The Birthday Effect
There are certain days of the year that stand out as special. Perhaps they are marked by a holiday celebrated by many, or an occasion that is shared by a small group. I grew up with the sense that these days were special, different from other days. They stood outside the realm of every day because of their celebrations and because we did things differently on those days. The days of the year that spring to mind most from my childhood are Christmas and my birthday. On these two days, the air was thicker and brighter, time moved a bit more slowly and I went through each hour with a sense of celebration and excitement, knowing that this was a day to be treasured and savored because it would be different from the following 364.
As I’ve gotten older, these special days have become less shiny and more closely resemble the days that precede and follow them. While I think special days should still be treasured and enjoyed, my recent birthday had me wondering why every day doesn’t get the same treatment. Instead of letting a treasured birthday become just another day of the year, why not infuse each day with the sense that it is unique and special and won’t happen again for a long long time?
We know in theory that each day will never be quite the same as the next and each moment that passes is lost forever, but then the alarm goes off and we get out of bed to start another day the same way as we always do. Celebrations, good wishes and that radiant sparkle should be cherished and used liberally, but they aren’t just for birthdays and holidays. The days that might be mistaken for ordinary, should be celebrated, too.
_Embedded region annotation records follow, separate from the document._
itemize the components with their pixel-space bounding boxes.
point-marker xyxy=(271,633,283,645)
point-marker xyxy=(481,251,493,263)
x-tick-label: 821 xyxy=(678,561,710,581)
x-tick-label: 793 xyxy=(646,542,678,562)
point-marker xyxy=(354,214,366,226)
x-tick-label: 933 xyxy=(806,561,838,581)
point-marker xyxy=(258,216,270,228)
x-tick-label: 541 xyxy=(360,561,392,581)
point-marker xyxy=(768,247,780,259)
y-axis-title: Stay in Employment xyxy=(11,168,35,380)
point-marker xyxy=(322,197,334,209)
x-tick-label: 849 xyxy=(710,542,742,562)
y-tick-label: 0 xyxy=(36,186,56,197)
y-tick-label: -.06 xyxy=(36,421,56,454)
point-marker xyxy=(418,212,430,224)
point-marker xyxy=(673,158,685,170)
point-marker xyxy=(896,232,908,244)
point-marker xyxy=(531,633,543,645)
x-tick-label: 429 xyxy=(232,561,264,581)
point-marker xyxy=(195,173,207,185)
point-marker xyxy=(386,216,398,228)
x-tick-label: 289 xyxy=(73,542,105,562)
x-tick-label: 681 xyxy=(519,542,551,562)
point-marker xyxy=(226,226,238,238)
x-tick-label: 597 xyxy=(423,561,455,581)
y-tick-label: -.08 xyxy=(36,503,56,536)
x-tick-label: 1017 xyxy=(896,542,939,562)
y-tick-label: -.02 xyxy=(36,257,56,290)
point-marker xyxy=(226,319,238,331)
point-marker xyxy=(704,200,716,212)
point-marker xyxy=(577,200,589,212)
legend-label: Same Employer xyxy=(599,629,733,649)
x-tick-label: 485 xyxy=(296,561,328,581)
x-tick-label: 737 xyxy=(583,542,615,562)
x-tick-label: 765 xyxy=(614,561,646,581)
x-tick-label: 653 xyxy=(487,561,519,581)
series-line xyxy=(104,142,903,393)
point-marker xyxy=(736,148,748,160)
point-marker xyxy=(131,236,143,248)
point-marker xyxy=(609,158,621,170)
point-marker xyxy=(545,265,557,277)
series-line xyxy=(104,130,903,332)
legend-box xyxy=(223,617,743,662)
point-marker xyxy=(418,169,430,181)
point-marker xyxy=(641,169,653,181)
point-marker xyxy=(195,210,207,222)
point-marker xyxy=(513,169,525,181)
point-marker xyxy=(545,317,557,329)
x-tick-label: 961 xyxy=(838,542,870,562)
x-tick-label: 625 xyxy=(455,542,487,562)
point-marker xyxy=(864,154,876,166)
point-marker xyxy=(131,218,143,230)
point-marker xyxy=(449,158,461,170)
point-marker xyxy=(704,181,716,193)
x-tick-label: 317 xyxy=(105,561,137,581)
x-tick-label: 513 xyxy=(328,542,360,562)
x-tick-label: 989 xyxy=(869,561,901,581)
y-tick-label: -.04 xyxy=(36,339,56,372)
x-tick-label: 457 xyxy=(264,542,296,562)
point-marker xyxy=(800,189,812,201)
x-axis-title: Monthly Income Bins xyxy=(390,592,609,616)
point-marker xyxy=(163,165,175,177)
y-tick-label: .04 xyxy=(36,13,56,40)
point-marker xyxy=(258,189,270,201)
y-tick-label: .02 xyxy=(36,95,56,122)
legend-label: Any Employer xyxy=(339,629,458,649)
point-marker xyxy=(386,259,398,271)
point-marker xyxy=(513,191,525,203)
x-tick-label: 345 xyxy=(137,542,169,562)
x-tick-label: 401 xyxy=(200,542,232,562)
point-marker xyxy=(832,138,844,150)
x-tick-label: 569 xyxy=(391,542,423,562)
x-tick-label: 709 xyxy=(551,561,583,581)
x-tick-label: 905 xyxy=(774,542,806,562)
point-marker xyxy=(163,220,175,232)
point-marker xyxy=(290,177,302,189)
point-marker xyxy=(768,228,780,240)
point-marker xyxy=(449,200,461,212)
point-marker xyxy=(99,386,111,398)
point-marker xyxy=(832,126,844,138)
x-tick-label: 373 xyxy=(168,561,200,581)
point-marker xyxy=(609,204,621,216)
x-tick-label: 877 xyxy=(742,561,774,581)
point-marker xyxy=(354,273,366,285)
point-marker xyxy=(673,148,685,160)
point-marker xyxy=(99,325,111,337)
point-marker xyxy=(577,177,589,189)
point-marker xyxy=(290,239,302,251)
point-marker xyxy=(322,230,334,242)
A Cake for Birthdays and Everyday
Start with two 8-inch layers of your favorite vanilla or chocolate cake. I filled mine with raspberry jam and chocolate ganache and covered with with a chocolate whipped cream frosting (inspiration from the Moosewood Restaurant Celebrates cookbook). My cake was two layers but you could do three layers of cake. There should be enough ganache and frosting for three layers, but you may need more jam.
1/2 cup raspberry jam
4 ounces dark chocolate
3/4 cup heavy cream
1 cup heavy cream
2 tablespoons unsweetened cocoa
1/3 cup confectioners sugar
1 teaspoon vanilla
Remove the seeds from the raspberry jam by putting it through a strainer. Set aside. Roughly chop the chocolate into small pieces and place in a small bowl. Heat the 3/4 cup of heavy cream to a simmer. Pour it into the bowl of chopped chocolate and whisk to melt the chocolate and completely combine it with the cream. Once you have stirred it into a smooth thick consistency, place it in the refrigerator and stir every so often until it is thick enough to spread without being runny.
Meanwhile, make the frosting. Whip the cream, cocoa, sugar and vanilla almost until it has stiff peaks. Refrigerate until the ganache is ready.
To assemble the cake, use a serrated knife to carefully cut each later in half so you have four, thinner layers. Place the first half-layer on a cake platter or plate and spread half of the jam over the top. Place the second half of the layer on top of the jam. Spread the ganache on top of this layer of cake so that it is about 1/4 inch thick. Cover with another layer of cake. Spread the rest of the jam on top of this layer and cover with the last layer of cake. Put most of the whipped cream frosting on top of the cake and spread to cover the whole cake, using more if needed. Sprinkle the top of the cake with shaved chocolate, cocoa, confectioners sugar or any other decorations you wish. The cake will keep for a few days in the fridge, if it lasts that long.